Representatives Ilhan Omar of Minnesota and Alexandria Ocasio-Cortez of New York, along with other progressive members of the House, skipped a speech by Israeli President Isaac Herzog on Wednesday, highlighting disagreements within the Democratic Party over whether or not to support Israel.
On Wednesday, to mark Israel’s 75th birthday, Herzog addressed a joint session of Congress.
The controversy over Pramila Jayapal’s (D-Wash.) weekend comments labeling Israel a “racist state” sets the stage for his visit. She backtracked on some of her remarks, but they were nevertheless roundly criticized by all parties involved.
Because of the uproar, Republicans voted on a resolution reaffirming that Israel is neither a racist nor an apartheid state. All Democrats save for ten voted for the answer, with nine voting against and one abstaining. Jayapal sided with the majority in voting that Israel is not a racist country.

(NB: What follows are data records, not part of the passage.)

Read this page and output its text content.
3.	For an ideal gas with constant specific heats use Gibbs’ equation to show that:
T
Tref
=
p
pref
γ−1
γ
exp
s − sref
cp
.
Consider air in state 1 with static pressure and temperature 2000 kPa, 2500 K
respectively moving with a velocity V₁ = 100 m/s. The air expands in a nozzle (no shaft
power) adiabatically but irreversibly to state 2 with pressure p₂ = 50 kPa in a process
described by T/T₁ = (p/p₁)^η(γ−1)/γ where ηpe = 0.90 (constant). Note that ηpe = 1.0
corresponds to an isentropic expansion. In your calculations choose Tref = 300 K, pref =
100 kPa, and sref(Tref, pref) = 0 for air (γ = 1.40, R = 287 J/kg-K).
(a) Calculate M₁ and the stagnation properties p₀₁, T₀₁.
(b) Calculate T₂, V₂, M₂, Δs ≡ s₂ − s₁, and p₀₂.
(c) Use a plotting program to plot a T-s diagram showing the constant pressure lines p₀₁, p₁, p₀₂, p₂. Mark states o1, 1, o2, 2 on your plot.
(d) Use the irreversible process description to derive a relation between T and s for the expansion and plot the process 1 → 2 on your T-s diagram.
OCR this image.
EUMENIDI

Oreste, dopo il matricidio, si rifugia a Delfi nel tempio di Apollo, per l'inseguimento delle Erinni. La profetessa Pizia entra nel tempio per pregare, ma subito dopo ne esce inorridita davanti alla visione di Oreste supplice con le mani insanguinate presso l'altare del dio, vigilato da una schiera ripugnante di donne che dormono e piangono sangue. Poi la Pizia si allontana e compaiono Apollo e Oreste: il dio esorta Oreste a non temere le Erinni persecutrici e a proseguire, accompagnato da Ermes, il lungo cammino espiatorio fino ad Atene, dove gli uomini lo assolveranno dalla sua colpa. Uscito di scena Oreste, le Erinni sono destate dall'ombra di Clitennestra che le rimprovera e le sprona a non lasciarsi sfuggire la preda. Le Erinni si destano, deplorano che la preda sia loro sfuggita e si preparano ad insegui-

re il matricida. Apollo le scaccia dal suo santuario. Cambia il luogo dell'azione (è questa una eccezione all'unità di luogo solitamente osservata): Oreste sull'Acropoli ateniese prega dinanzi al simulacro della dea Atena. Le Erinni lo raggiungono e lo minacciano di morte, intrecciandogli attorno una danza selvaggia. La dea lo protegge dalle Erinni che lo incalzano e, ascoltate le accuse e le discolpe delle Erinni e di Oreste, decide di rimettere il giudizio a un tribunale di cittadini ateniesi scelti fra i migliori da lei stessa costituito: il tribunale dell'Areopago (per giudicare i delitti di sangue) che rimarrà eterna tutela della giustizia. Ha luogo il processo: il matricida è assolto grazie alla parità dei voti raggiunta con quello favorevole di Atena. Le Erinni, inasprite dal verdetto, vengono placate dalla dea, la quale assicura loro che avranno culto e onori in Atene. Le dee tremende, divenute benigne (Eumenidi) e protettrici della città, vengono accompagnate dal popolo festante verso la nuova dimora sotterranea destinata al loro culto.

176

In solidarity with the Palestinian people and those affected by Israel’s apartheid government, Democratic Representative for Michigan Rashida Tlaib said earlier this week that she would not attend President Herzog’s joint address to Congress. Tlaib is the only Palestinian-American in Congress.
In a tweet last week, Omar claimed to be the first member of the “Squad” to decline to go. She said she would not be present at the address under any circumstances.

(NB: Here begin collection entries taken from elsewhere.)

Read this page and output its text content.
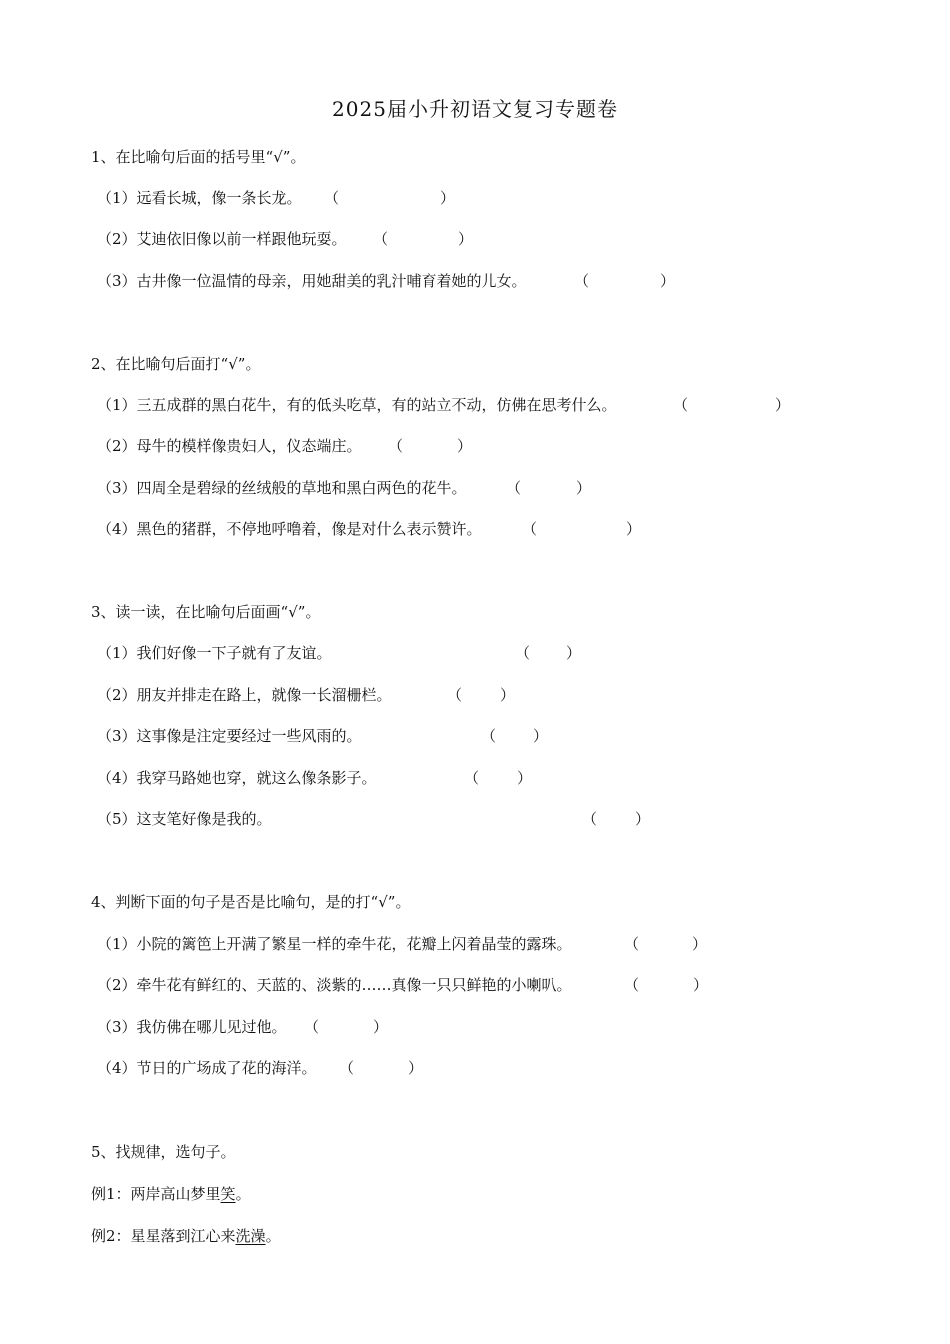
2025届小升初语文复习专题卷
1、在比喻句后面的括号里“√”。
（1）远看长城，像一条长龙。 （	）
（2）艾迪依旧像以前一样跟他玩耍。 （	）
（3）古井像一位温情的母亲，用她甜美的乳汁哺育着她的儿女。	（	）
2、在比喻句后面打“√”。
（1）三五成群的黑白花牛，有的低头吃草，有的站立不动，仿佛在思考什么。	（	）
（2）母牛的模样像贵妇人，仪态端庄。 （	）
（3）四周全是碧绿的丝绒般的草地和黑白两色的花牛。	（	）
（4）黑色的猪群，不停地呼噜着，像是对什么表示赞许。	（	）
3、读一读，在比喻句后面画“√”。
（1）我们好像一下子就有了友谊。	（ ）
（2）朋友并排走在路上，就像一长溜栅栏。	（	）
（3）这事像是注定要经过一些风雨的。	（ ）
（4）我穿马路她也穿，就这么像条影子。	（	）
（5）这支笔好像是我的。	（	）
4、判断下面的句子是否是比喻句，是的打“√”。
（1）小院的篱笆上开满了繁星一样的牵牛花，花瓣上闪着晶莹的露珠。	（	）
（2）牵牛花有鲜红的、天蓝的、淡紫的……真像一只只鲜艳的小喇叭。	（	）
（3）我仿佛在哪儿见过他。 （	）
（4）节日的广场成了花的海洋。 （	）
5、找规律，选句子。
例1：两岸高山梦里笑。
例2：星星落到江心来洗澡。
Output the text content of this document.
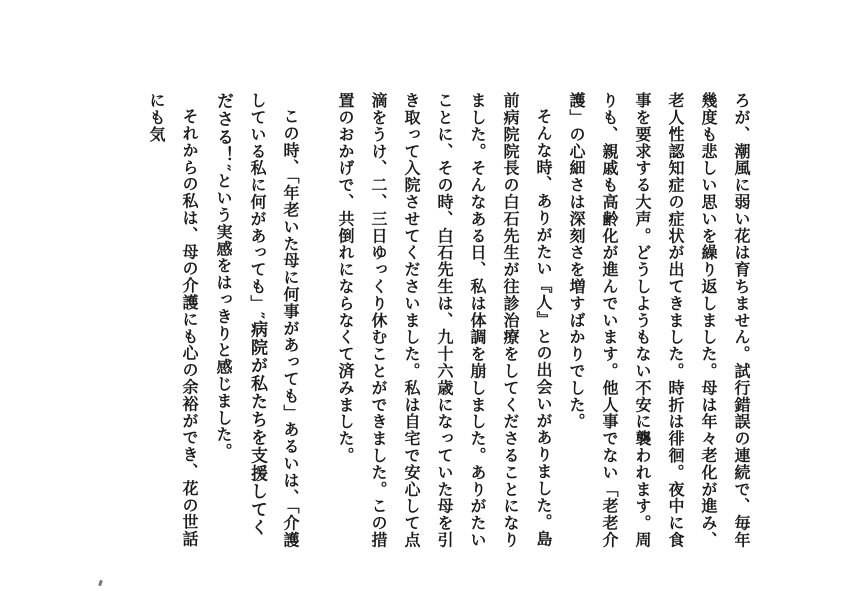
ろが、潮風に弱い花は育ちません。試行錯誤の連続で、毎年幾度も悲しい思いを繰り返しました。母は年々老化が進み、老人性認知症の症状が出てきました。時折は徘徊。夜中に食事を要求する大声。どうしようもない不安に襲われます。周りも、親戚も高齢化が進んでいます。他人事でない「老老介護」の心細さは深刻さを増すばかりでした。

そんな時、ありがたい『人』との出会いがありました。島前病院院長の白石先生が往診治療をしてくださることになりました。そんなある日、私は体調を崩しました。ありがたいことに、その時、白石先生は、九十六歳になっていた母を引き取って入院させてくださいました。私は自宅で安心して点滴をうけ、二、三日ゆっくり休むことができました。この措置のおかげで、共倒れにならなくて済みました。

この時、「年老いた母に何事があっても」あるいは、「介護している私に何があっても」″病院が私たちを支援してくださる！″という実感をはっきりと感じました。

それからの私は、母の介護にも心の余裕ができ、花の世話にも気
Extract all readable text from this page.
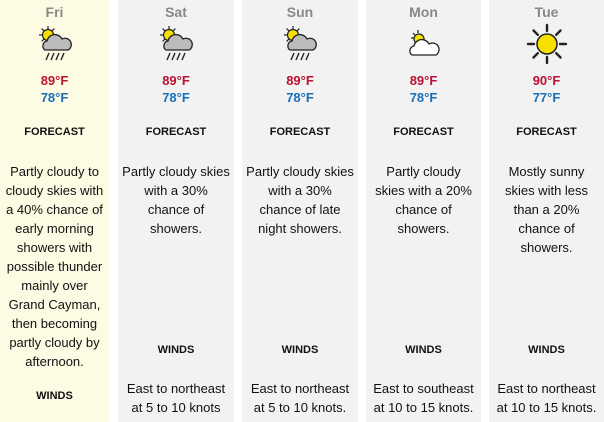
Fri
89°F
78°F
FORECAST
Partly cloudy to cloudy skies with a 40% chance of early morning showers with possible thunder mainly over Grand Cayman, then becoming partly cloudy by afternoon.
WINDS
Sat
89°F
78°F
FORECAST
Partly cloudy skies with a 30% chance of showers.
WINDS
East to northeast at 5 to 10 knots
Sun
89°F
78°F
FORECAST
Partly cloudy skies with a 30% chance of late night showers.
WINDS
East to northeast at 5 to 10 knots.
Mon
89°F
78°F
FORECAST
Partly cloudy skies with a 20% chance of showers.
WINDS
East to southeast at 10 to 15 knots.
Tue
90°F
77°F
FORECAST
Mostly sunny skies with less than a 20% chance of showers.
WINDS
East to northeast at 10 to 15 knots.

In all capitals, she stated that we shouldn’t invite the president of Israel, a government whose prime minister wouldn’t let the first Muslim congresswomen visit Israel, to give a joint address to Congress.

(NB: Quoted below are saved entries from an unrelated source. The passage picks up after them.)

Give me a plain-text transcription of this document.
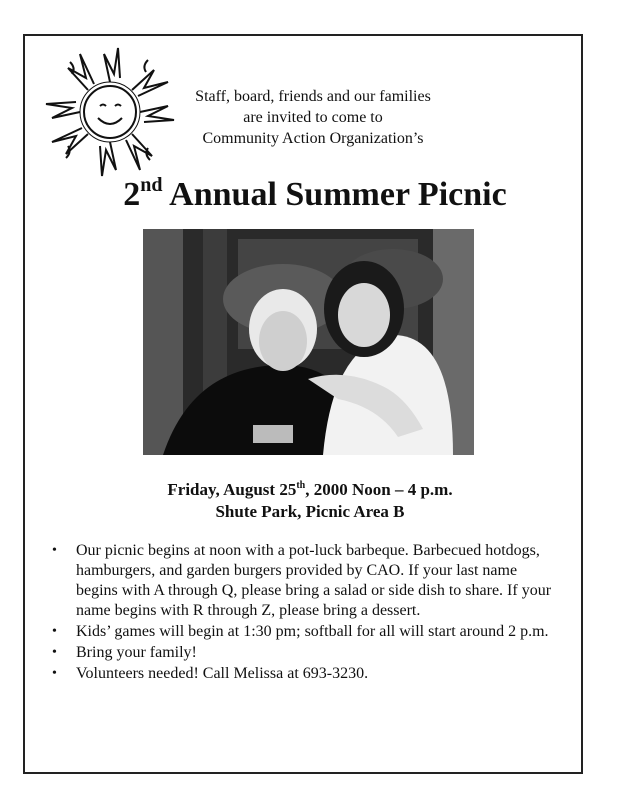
Staff, board, friends and our families
are invited to come to
Community Action Organization’s
2nd Annual Summer Picnic
Friday, August 25th, 2000 Noon – 4 p.m.
Shute Park, Picnic Area B
• Our picnic begins at noon with a pot-luck barbeque. Barbecued hotdogs, hamburgers, and garden burgers provided by CAO. If your last name begins with A through Q, please bring a salad or side dish to share. If your name begins with R through Z, please bring a dessert.
• Kids’ games will begin at 1:30 pm; softball for all will start around 2 p.m.
• Bring your family!
• Volunteers needed! Call Melissa at 693-3230.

Both Ocasio-Cortez’s and Missouri Democratic Congresswoman Cori Bush’s offices confirmed that they would not be present.
New York Democrat Jamaal Bowman referred to a statement to the progressive movement’s prior boycott of a presentation to Congress by Indian Prime Minister Narendra Modi. In light of the need to hold partners accountable for human rights abuses and the actions of far-right governments, including those in Israel and India, I have decided not to attend a lecture by Israeli President Isaac Herzog.
Herzog is now viewed as a moderate statesman who has not yet shown evidence of supporting democracy and peace. In addition, Bowman emphasized his firm belief in peaceful and secure coexistence between a democratic Israel and a Palestinian state.
On Tuesday, the Republicans pushed a resolution supporting Israel, which was met with universal opposition from the chamber.